Sicuramente. Senza tralasciare il fatto che Cnf e Cassa Forense sono i riferimenti più importanti. L’innovazione sta proprio nel nuovo approccio in cui siamo impegnati tutti, che parte dall’idea di un lavoro sinergico con le associazioni che stanno dentro l’Ocf. Nella prossima adunanza convocheremo le associazioni più rappresentative. Un conto è far loro una sintesi, parlare su tavoli separati. Un conto è fargli vivere in diretta quanto stiamo elaborando. Nell’avvocatura assistiamo ad un significativo dualismo tra componente ordinistica e componente associativa.

L’Ocf e l’ufficio di coordinamento riusciranno a fare sintesi proprio fra le due componenti?

Questa è un po’ la scommessa. Io credo in questa figura che solo apparentemente è ibrida. Ricordo che quando partecipai ai lavori di preparazione dell’Ocf, ad un certo punto, emerse un tema con il quale ebbi modo di confrontarmi con il mio amico e collega Antonino Galletti, presidente del Coa di Roma.
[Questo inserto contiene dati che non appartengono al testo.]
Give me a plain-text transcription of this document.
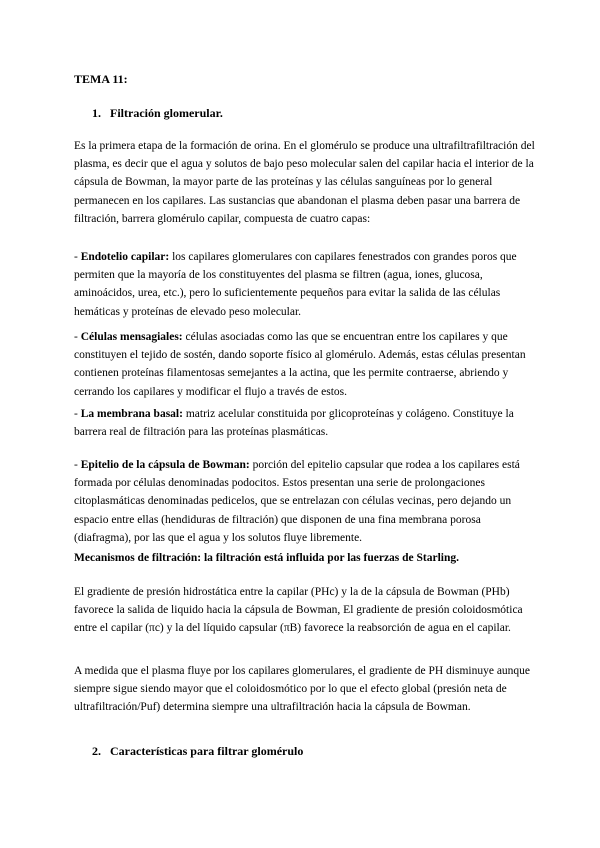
TEMA 11:

1. Filtración glomerular.

Es la primera etapa de la formación de orina. En el glomérulo se produce una ultrafiltrafiltración del plasma, es decir que el agua y solutos de bajo peso molecular salen del capilar hacia el interior de la cápsula de Bowman, la mayor parte de las proteínas y las células sanguíneas por lo general permanecen en los capilares. Las sustancias que abandonan el plasma deben pasar una barrera de filtración, barrera glomérulo capilar, compuesta de cuatro capas:

- Endotelio capilar: los capilares glomerulares con capilares fenestrados con grandes poros que permiten que la mayoría de los constituyentes del plasma se filtren (agua, iones, glucosa, aminoácidos, urea, etc.), pero lo suficientemente pequeños para evitar la salida de las células hemáticas y proteínas de elevado peso molecular.

- Células mensagiales: células asociadas como las que se encuentran entre los capilares y que constituyen el tejido de sostén, dando soporte físico al glomérulo. Además, estas células presentan contienen proteínas filamentosas semejantes a la actina, que les permite contraerse, abriendo y cerrando los capilares y modificar el flujo a través de estos.

- La membrana basal: matriz acelular constituida por glicoproteínas y colágeno. Constituye la barrera real de filtración para las proteínas plasmáticas.

- Epitelio de la cápsula de Bowman: porción del epitelio capsular que rodea a los capilares está formada por células denominadas podocitos. Estos presentan una serie de prolongaciones citoplasmáticas denominadas pedicelos, que se entrelazan con células vecinas, pero dejando un espacio entre ellas (hendiduras de filtración) que disponen de una fina membrana porosa (diafragma), por las que el agua y los solutos fluye libremente.

Mecanismos de filtración: la filtración está influida por las fuerzas de Starling.

El gradiente de presión hidrostática entre la capilar (PHc) y la de la cápsula de Bowman (PHb) favorece la salida de liquido hacia la cápsula de Bowman, El gradiente de presión coloidosmótica entre el capilar (πc) y la del líquido capsular (πB) favorece la reabsorción de agua en el capilar.

A medida que el plasma fluye por los capilares glomerulares, el gradiente de PH disminuye aunque siempre sigue siendo mayor que el coloidosmótico por lo que el efecto global (presión neta de ultrafiltración/Puf) determina siempre una ultrafiltración hacia la cápsula de Bowman.

2. Características para filtrar glomérulo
Se una persona è stimata ed intercetta tanti voti nel Foro di appartenenza, in quanto ritenuta molto capace, perché dobbiamo impedirgli di fare parte dell’Organismo congressuale forense? All’epoca tale questione venne risolta, consentendo ai colleghi dei Fori di dare un contributo importante. Non parlerei, quindi, di dualismo, ma di sintesi. L’autonomia di pensiero dell’associazionismo, unita al sano pragmatismo di chi ricopre una carica nei Coa, consente di dare alle idee gambe forti e resistenti.